It’s vital to make work experience succeed online
A significant casualty of the Covid-19 pandemic is the amount of work experience available to students. ISE’s Stephen Isherwood explains why it’s commercially vital to employers.
Whether brewing coffee as a barista or spending the summer in a Canary Wharf skyscraper, the crisis is denying thousands of students the opportunity to experience the world of work. This could limit employers’ access to talent and hinder the careers of the covid class of students.
Internships decreased by 29% and work placements fell by 25% in 2020 according to the ISE annual survey.
A third of all recent job losses have been in the hospitality sector, where students typically find part-time work.
Resolution Foundation research demonstrated that students who graduated in the financial crisis, 2007-11, took significantly longer to reach their potential in the labour market than their post-crash peers.
Why is this an issue for employers and what should they do about it?
“Our survey data and verbal feedback from employers shows that students with some form of work experience are more likely to get a permanent graduate level job, stay longer when hired, and out-perform their peers”, says the ISE’s Tristram Hooley.
And with history telling us that many employers experienced talent blockages after the financial crash, neglecting the career development of students now could cause problems when employers turn the hiring tap back on.
Hence the need to continue investment in early talent now and provide those essential work experience opportunities.
Locked down on an icy day in January with school closures dominating the headlines, it’s difficult to imagine a heated-up recruitment market. But the recovery will come. Employers with a drained talent pipeline in six to twelve months’ time will not have the people resources to take advantage when business starts to flood back in.
Work experience online
But even with the support of your leadership, delivering a meaningful experience with offices closed and students in lockdown is tricky.
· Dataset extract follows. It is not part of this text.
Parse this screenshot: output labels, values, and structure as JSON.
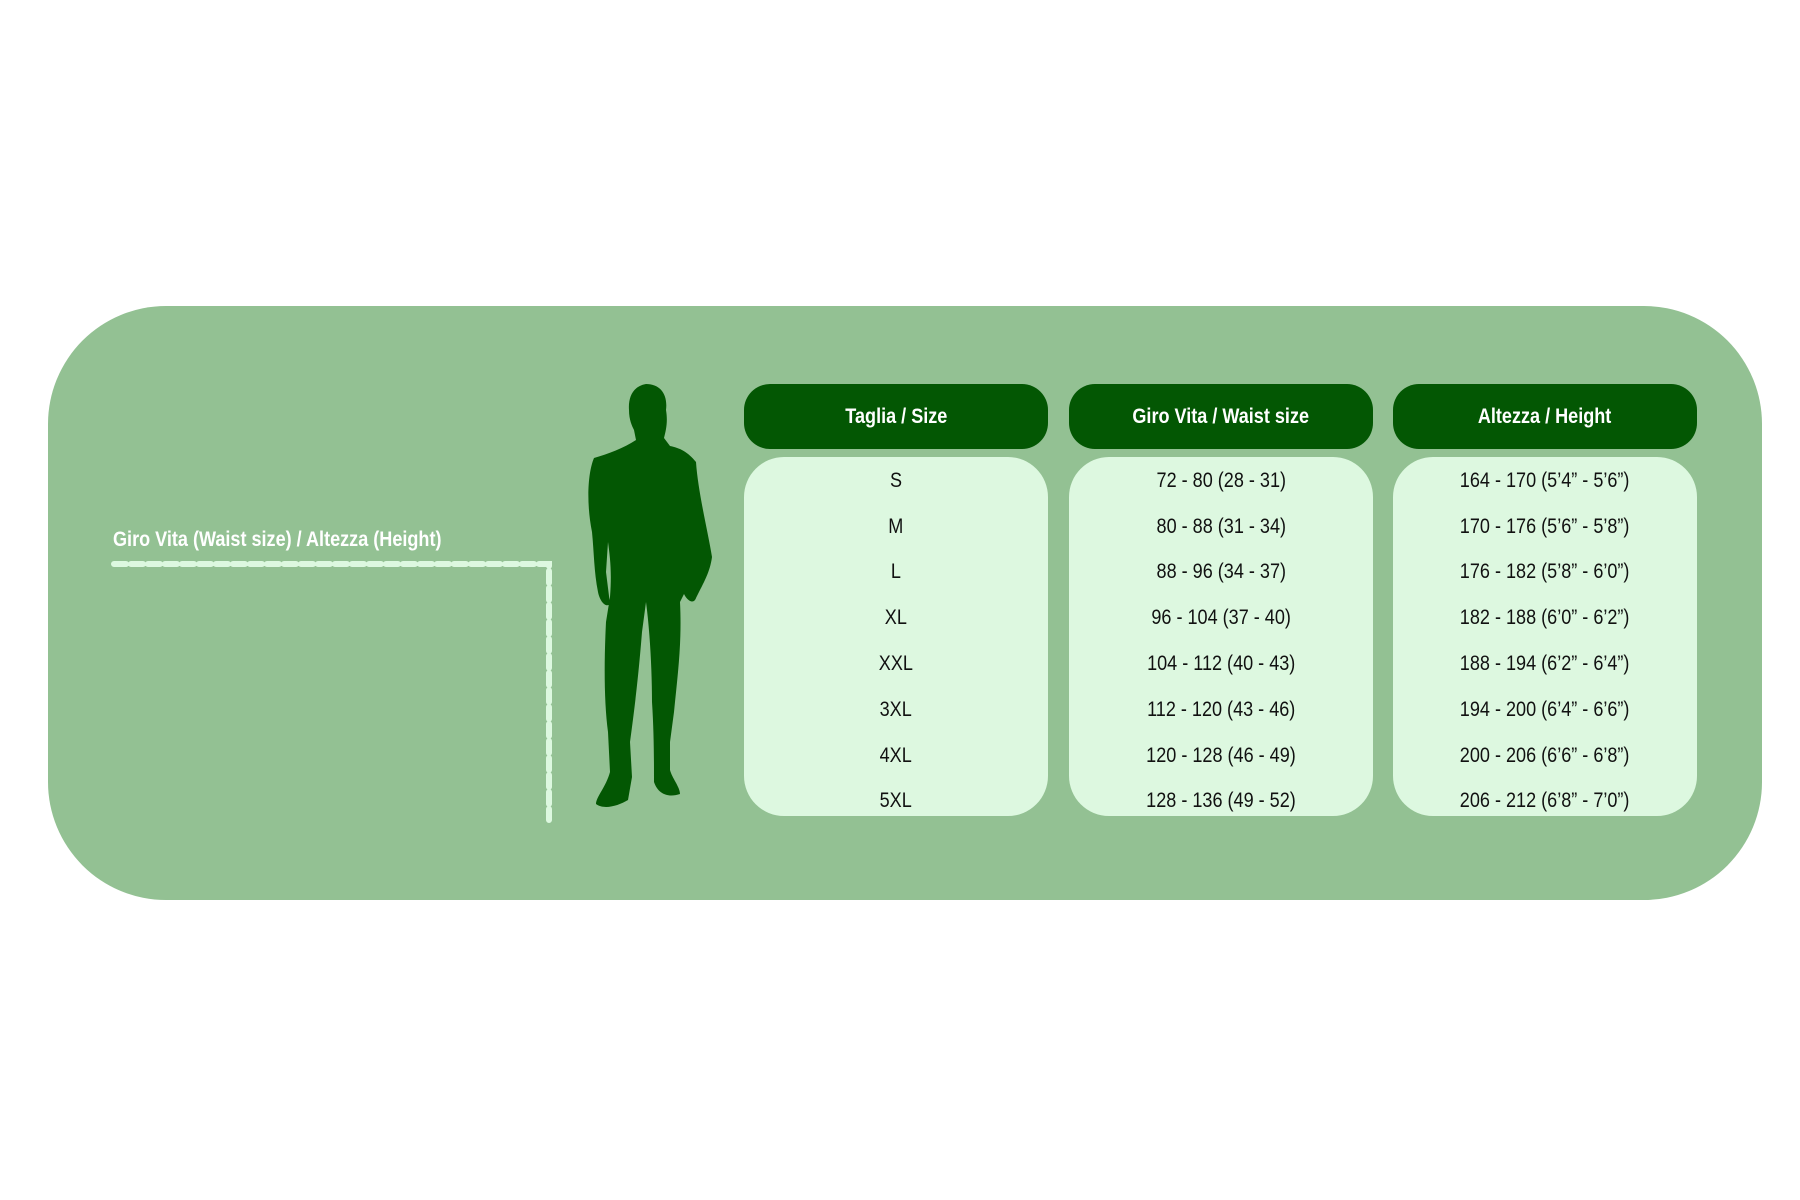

But last summer’s experience shows us that employers can make online work experience and internships work. In 2020, IBM successfully onboarded all their placements students and AON ran a full summer internship programme.
Where full programmes were impractical, employers still provided many alternative opportunities: training, coaching, mentoring, virtual projects can all be delivered to a high standard online.
A week’s worth of workshops cannot match six-weeks on-the-job, but managers can still coach students who can still work on client-related projects. After all, with remote working likely to become the new normal for many, you will be giving students the skills they need to thrive in the post pandemic workplace.
Another learning from the financial crash is that students can disengage if they think there are no jobs.
We must continue to encourage students to stay engaged in the jobs market and search for innovative ways to stay active, even though opportunities are less obvious. Those that make the most of what’s available by volunteering, taking online skills courses, tutoring others, are those that will be the least scarred by the pandemic.
It’s not just a sense of civic duty that should drive employers to invest in students through the pandemic, it a commercial necessity.